Neden ondan durmasını istemiyorum? Dürüst olmak gerekirse, bir cevabım yok. Garip olan şu ki, genellikle yüzleşmekten çekinen ya da arzularımı dile getirmekte sorun yaşayan biri değilim. Bu, bir parçamın yılda bir kez metin alışverişimizin devam etmesini istediği anlamına mı geliyor? Neden bu metinlere tahammül etmeye devam ediyorum?

Hartman’ın çalışmasıyla karşılaşınca, bu mesajları dilek kipime açılan portallar olarak düşünmeye başladım. Sonu aramak yerine, dilek kipi, kesin cevaplarını asla bilemeyeceğimiz çok sayıda soruyu canlandırır. Hartman, bir dilek kipi sorgulama tarzı anlatıyı “hem imkansız bir hikayeyi anlatmak hem de anlatılmasının imkansızlığını artırmak için” kullanır. Benim için dilek kipi, içinde anne, baba ve çocuk olmak üzere üç kişilik bir aile olduğumuz imkansız hikayemize yer açıyor. Metinlerimiz bizi birbirimize bağlayan şeyin adını hiçbir zaman belirtmedi: kürtaj oldum çünkü anne olmak istemedim. Seçimime saygı duydu; o da umutsuzca baba olmak istiyordu. Benim için neyin doğru olduğu çok açıktı, ama o zamana kadar yaptığım en zor şey gibi geldi. Kalbi kırılmıştı ve beni hiç suçlamıyordu. Her şeyin bir anda doğru olduğuna inanmak önemliydi.

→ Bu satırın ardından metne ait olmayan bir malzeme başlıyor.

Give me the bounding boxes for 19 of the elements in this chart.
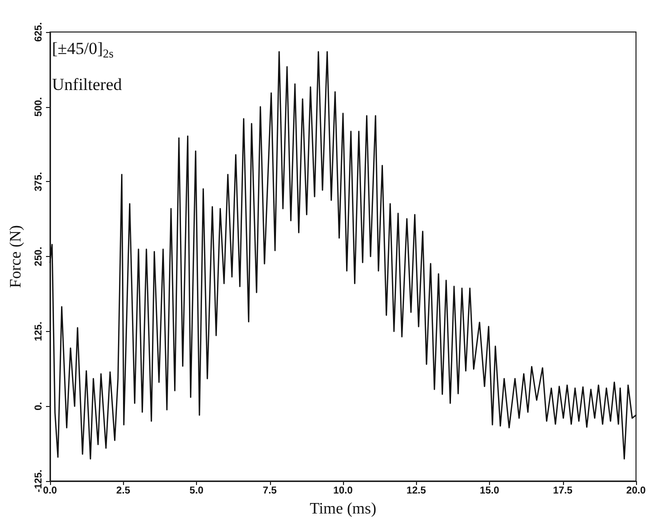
y-tick-label: 375. <box>34 172 44 192</box>
y-tick-label: 0. <box>34 402 44 410</box>
y-tick-label: 625. <box>34 22 44 42</box>
x-tick-label: 15.0 <box>480 486 500 496</box>
x-tick-label: 5.0 <box>190 486 204 496</box>
x-tick-label: 12.5 <box>406 486 426 496</box>
y-tick-label: -125. <box>34 469 44 492</box>
x-tick-label: 2.5 <box>116 486 131 496</box>
x-tick-label: 10.0 <box>333 486 354 496</box>
y-axis-title: Force (N) <box>8 225 24 288</box>
x-tick-label: 7.5 <box>262 486 278 496</box>
x-tick-label: 0.0 <box>43 486 58 496</box>
x-tick-label: 20.0 <box>626 486 646 496</box>
y-tick-label: 500. <box>34 96 44 117</box>
annotation: Unfiltered <box>52 75 122 94</box>
y-tick-label: 250. <box>34 246 44 266</box>
x-axis-title: Time (ms) <box>310 500 376 518</box>
y-tick-label: 125. <box>34 321 44 342</box>
x-tick-label: 17.5 <box>553 486 573 496</box>
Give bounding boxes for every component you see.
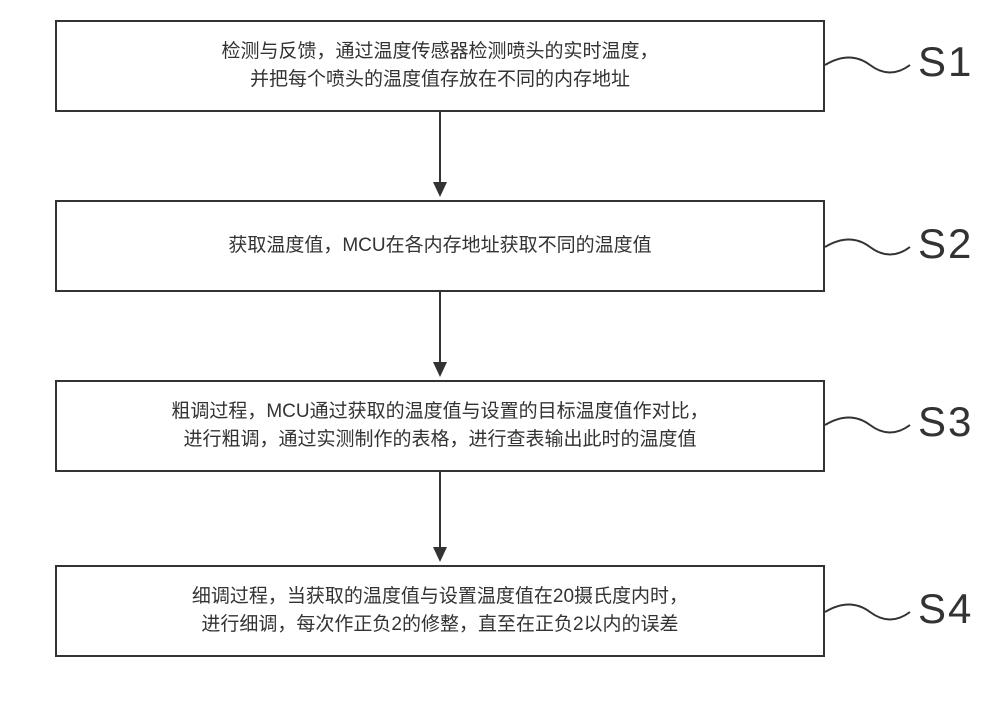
- step-text-s1-line1: 检测与反馈，通过温度传感器检测喷头的实时温度，: [221, 38, 658, 67]
- connector-curve-s1: [825, 50, 915, 90]
- step-label-s1: S1: [918, 38, 973, 86]
- connector-curve-s2: [825, 232, 915, 272]
- arrow-container-1: [55, 112, 825, 200]
- connector-curve-s4: [825, 597, 915, 637]
- arrow-container-2: [55, 292, 825, 380]
- step-text-s3-line2: 进行粗调，通过实测制作的表格，进行查表输出此时的温度值: [183, 426, 696, 455]
- step-text-s3-line1: 粗调过程，MCU通过获取的温度值与设置的目标温度值作对比，: [171, 398, 708, 427]
- flowchart-container: 检测与反馈，通过温度传感器检测喷头的实时温度， 并把每个喷头的温度值存放在不同的…: [55, 20, 825, 657]
- step-text-s4-line2: 进行细调，每次作正负2的修整，直至在正负2以内的误差: [201, 611, 678, 640]
- step-label-s2: S2: [918, 220, 973, 268]
- step-box-s1: 检测与反馈，通过温度传感器检测喷头的实时温度， 并把每个喷头的温度值存放在不同的…: [55, 20, 825, 112]
- step-text-s2-line1: 获取温度值，MCU在各内存地址获取不同的温度值: [228, 232, 651, 261]
- step-label-s3: S3: [918, 398, 973, 446]
- step-text-s1-line2: 并把每个喷头的温度值存放在不同的内存地址: [250, 66, 630, 95]
- step-label-s4: S4: [918, 585, 973, 633]
- arrow-down-icon: [425, 112, 455, 200]
- step-box-s4: 细调过程，当获取的温度值与设置温度值在20摄氏度内时， 进行细调，每次作正负2的…: [55, 565, 825, 657]
- step-box-s3: 粗调过程，MCU通过获取的温度值与设置的目标温度值作对比， 进行粗调，通过实测制…: [55, 380, 825, 472]
- arrow-down-icon: [425, 292, 455, 380]
- step-text-s4-line1: 细调过程，当获取的温度值与设置温度值在20摄氏度内时，: [192, 583, 688, 612]
- arrow-down-icon: [425, 472, 455, 565]
- step-box-s2: 获取温度值，MCU在各内存地址获取不同的温度值: [55, 200, 825, 292]
- arrow-container-3: [55, 472, 825, 565]
- connector-curve-s3: [825, 410, 915, 450]
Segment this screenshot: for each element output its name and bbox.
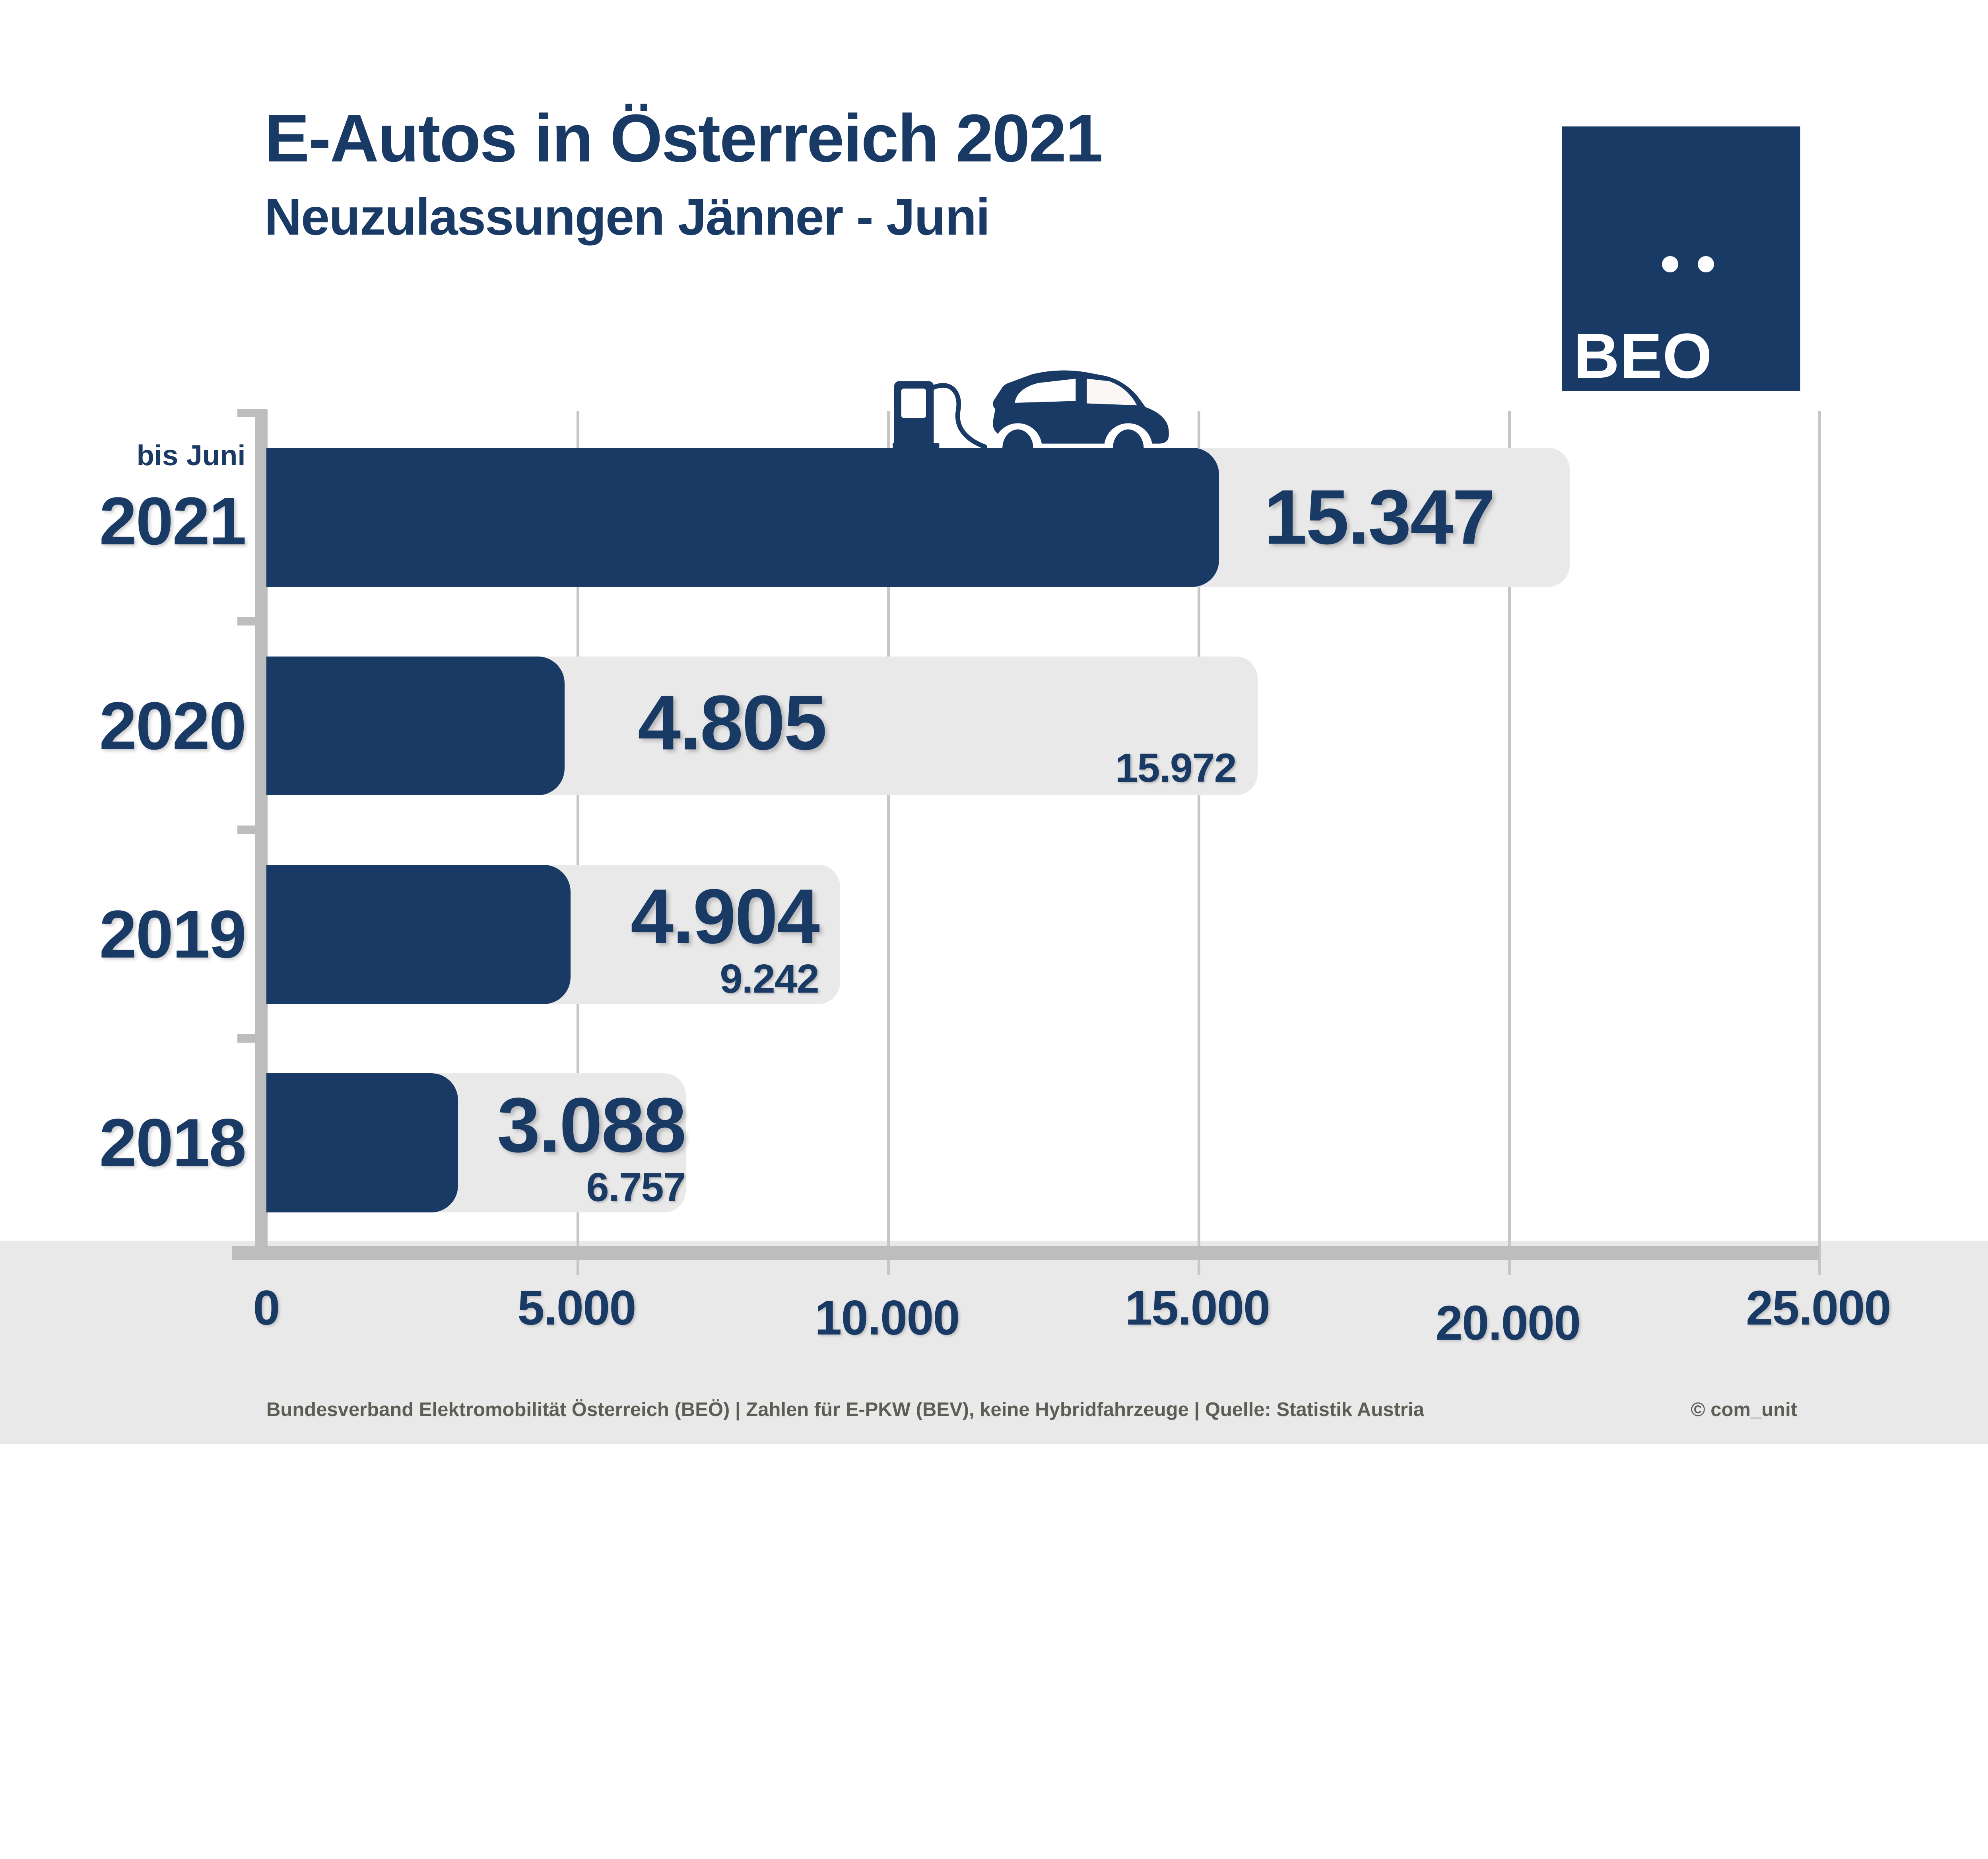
total-label-2019: 9.242 [720, 956, 819, 1002]
value-bar-2020 [266, 656, 565, 796]
ev-charging-car-icon [893, 369, 1171, 449]
total-label-2018: 6.757 [586, 1164, 686, 1210]
y-axis-tick [237, 1034, 267, 1043]
x-tick-5000: 5.000 [517, 1280, 636, 1335]
header: E-Autos in Österreich 2021 Neuzulassunge… [264, 100, 1103, 246]
footer-band [0, 1241, 1988, 1444]
y-axis-tick [237, 408, 267, 417]
copyright-note: © com_unit [1691, 1399, 1797, 1421]
label-stack-2018: 3.088 6.757 [497, 1078, 686, 1217]
label-stack-2019: 4.904 9.242 [630, 869, 820, 1008]
gridline-10000 [887, 411, 890, 1275]
infographic-canvas: E-Autos in Österreich 2021 Neuzulassunge… [0, 100, 1988, 1444]
year-label-2018: 2018 [99, 1105, 247, 1181]
chart-title: E-Autos in Österreich 2021 [264, 100, 1103, 176]
value-label-2020: 4.805 [637, 679, 827, 766]
gridline-20000 [1508, 411, 1511, 1275]
year-label-2021: 2021 [99, 483, 247, 559]
y-axis-tick [237, 617, 267, 626]
year-label-2020: 2020 [99, 688, 247, 764]
beo-logo-text: BEO [1573, 320, 1712, 392]
value-label-2019: 4.904 [630, 873, 820, 960]
umlaut-dot-right-icon [1697, 256, 1714, 273]
x-axis-line [232, 1246, 1819, 1260]
source-note: Bundesverband Elektromobilität Österreic… [266, 1399, 1424, 1421]
bar-row-2018: 3.088 6.757 [266, 1073, 1819, 1212]
bar-row-2021: 15.347 [266, 448, 1819, 587]
x-tick-20000: 20.000 [1435, 1295, 1581, 1350]
bar-row-2019: 4.904 9.242 [266, 864, 1819, 1004]
gridline-15000 [1197, 411, 1200, 1275]
y-axis-tick [237, 826, 267, 834]
chart-subtitle: Neuzulassungen Jänner - Juni [264, 187, 990, 246]
x-tick-15000: 15.000 [1125, 1280, 1270, 1335]
total-label-2020: 15.972 [1115, 745, 1237, 791]
gridline-5000 [577, 411, 579, 1275]
x-tick-25000: 25.000 [1746, 1280, 1891, 1335]
value-bar-2019 [266, 864, 571, 1004]
x-tick-10000: 10.000 [815, 1290, 960, 1345]
umlaut-dot-left-icon [1662, 256, 1678, 273]
x-tick-0: 0 [253, 1280, 280, 1335]
bar-row-2020: 4.805 15.972 [266, 656, 1819, 796]
value-label-2018: 3.088 [497, 1082, 686, 1169]
beo-logo: BEO [1561, 126, 1800, 392]
bis-juni-label: bis Juni [136, 439, 246, 472]
value-bar-2018 [266, 1073, 458, 1212]
value-label-2021: 15.347 [1264, 474, 1495, 561]
year-label-2019: 2019 [99, 896, 247, 972]
value-bar-2021 [266, 448, 1219, 587]
gridline-25000 [1818, 411, 1821, 1275]
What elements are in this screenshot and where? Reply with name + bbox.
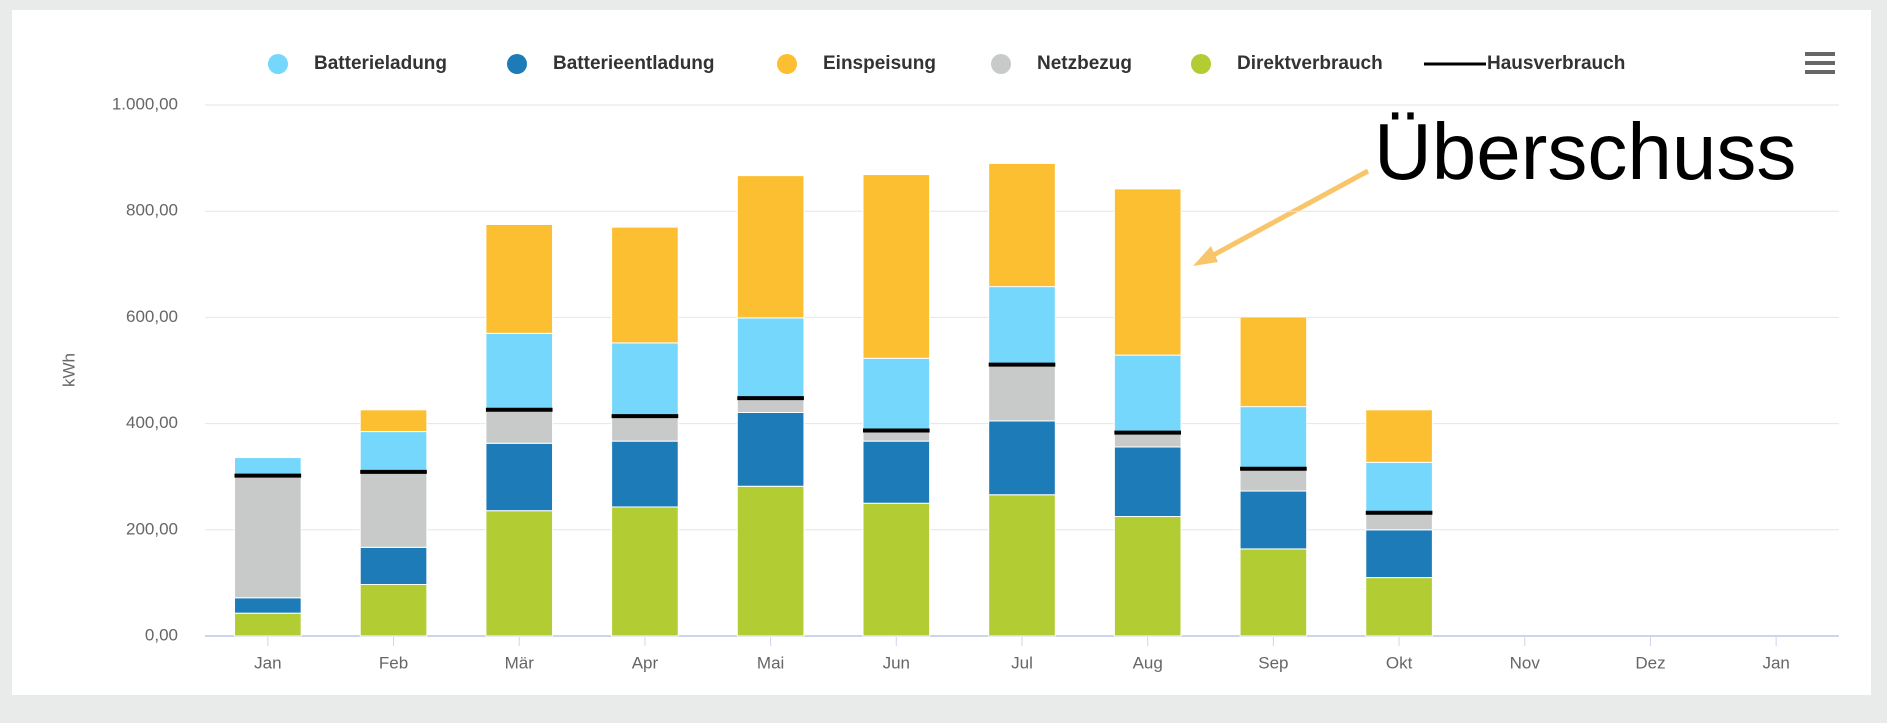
bar-segment: [862, 440, 931, 504]
x-tick-label: Sep: [1258, 653, 1288, 672]
legend-label: Batterieladung: [314, 53, 447, 74]
x-tick-label: Jan: [254, 653, 281, 672]
legend-label: Netzbezug: [1037, 53, 1132, 74]
legend-label: Direktverbrauch: [1237, 53, 1383, 74]
y-tick-label: 0,00: [145, 625, 178, 644]
bar-segment: [485, 332, 554, 411]
bar-segment: [234, 612, 302, 637]
bar-segment: [485, 409, 554, 444]
x-tick-label: Jul: [1011, 653, 1033, 672]
bar-segment: [1113, 188, 1182, 356]
bar-segment: [862, 174, 931, 359]
bar-segment: [1365, 512, 1433, 531]
y-tick-label: 600,00: [126, 307, 178, 326]
bar-segment: [862, 357, 931, 432]
bar-segment: [359, 583, 428, 637]
bar-segment: [234, 475, 302, 599]
y-tick-label: 800,00: [126, 201, 178, 220]
bar-segment: [1239, 468, 1308, 492]
bar-segment: [359, 471, 428, 548]
bar-segment: [611, 440, 679, 508]
bar-segment: [988, 286, 1056, 366]
bar-segment: [234, 457, 302, 477]
panel: [12, 10, 1871, 695]
bar-segment: [1113, 354, 1182, 434]
bar-segment: [862, 502, 931, 637]
bar-segment: [1239, 490, 1308, 550]
annotation-arrow: [1206, 168, 1370, 261]
x-tick-label: Dez: [1635, 653, 1665, 672]
bar-segment: [234, 597, 302, 614]
x-tick-label: Feb: [379, 653, 408, 672]
x-tick-label: Mai: [757, 653, 784, 672]
annotation: Überschuss: [1374, 107, 1796, 196]
x-tick-label: Aug: [1133, 653, 1163, 672]
bar-segment: [1365, 409, 1433, 463]
bar-segment: [736, 397, 805, 413]
legend-swatch: [777, 54, 797, 74]
y-axis-label: kWh: [59, 353, 78, 387]
menu-bar: [1805, 70, 1835, 74]
bar-segment: [611, 506, 679, 637]
bar-segment: [359, 409, 428, 433]
annotation-arrowhead: [1193, 246, 1218, 266]
x-tick-label: Mär: [505, 653, 535, 672]
bar-segment: [611, 342, 679, 417]
bar-segment: [611, 415, 679, 442]
legend-label: Hausverbrauch: [1487, 53, 1625, 74]
x-tick-label: Jan: [1762, 653, 1789, 672]
bar-segment: [988, 162, 1056, 288]
menu-bar: [1805, 61, 1835, 65]
bar-segment: [1113, 446, 1182, 518]
bar-segment: [988, 364, 1056, 422]
bar-segment: [485, 223, 554, 334]
legend-label: Einspeisung: [823, 53, 936, 74]
x-tick-label: Nov: [1510, 653, 1541, 672]
bar-segment: [988, 494, 1056, 637]
bar-segment: [1365, 529, 1433, 579]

Kürtajımın bugün yaşadığım hayata izin verdiği sonucuna varmak belki de çok kolay: Bunca yıldır çocuksuz, 30’lu yaşlarımda yüksek lisansa geri döndüm ve kurgu yazmaya devam ettim. Hepsini bir anne olarak ben de yapamaz mıydım? Farklı olurdu ama imkansız değildi. Hiç bilemeyeceğim tabii. Ve şimdi 40’lı yaşlarımın başındayım, annelik olasılığı azalıyor. Beden ne yazık ki dilek kipi içinde yaşayamaz. Pişmanlık değilse midemdeki bu hissin adı nedir? “Nostalji” -olduğum ya da olabileceğim kadın için- aynı zamanda yanlış kelime. Yukarıdakilerin tümüne dilek kipiyle yaklaşmak, hayal edebileceğim barışa en yakın yaklaşımdır.

Bir zamanlar olduğum 8 yaşındaki kızı düşünüyorum, üçüncü sınıfta yeni bir dil, yeni bir ülke öğreniyor; 20’li yaşlarımın başında, üniversiteden sonra ilk tam zamanlı işini yapan genç kadından. Bugün beni yeniden hayal ediyorum, her seferinde şaşırtıcı yeni versiyonlar ve olasılıklar keşfediyorum. Dilek kipi içinde yaşamak, geçmişi sabit bir hikaye olarak değil, şimdinin sürekli olarak etki ettiği bir hikaye olarak görme tarzıdır. Geçmişi belirleyen şimdidir, tersi değil. İstediğim gibi, kendi hızımda yazabilirim. Bu, dilek kipiyle ilgili başka bir şey: Orada her zaman yeterli zaman vardır. İstediğiniz ve ihtiyaç duyduğunuz her zaman.

<saat/>

Jean Chen Ho, çalışmaları “Fiona ve Jane” adlı ilk öykü koleksiyonunu içeren bir kurgu yazarıdır (Viking, 2022).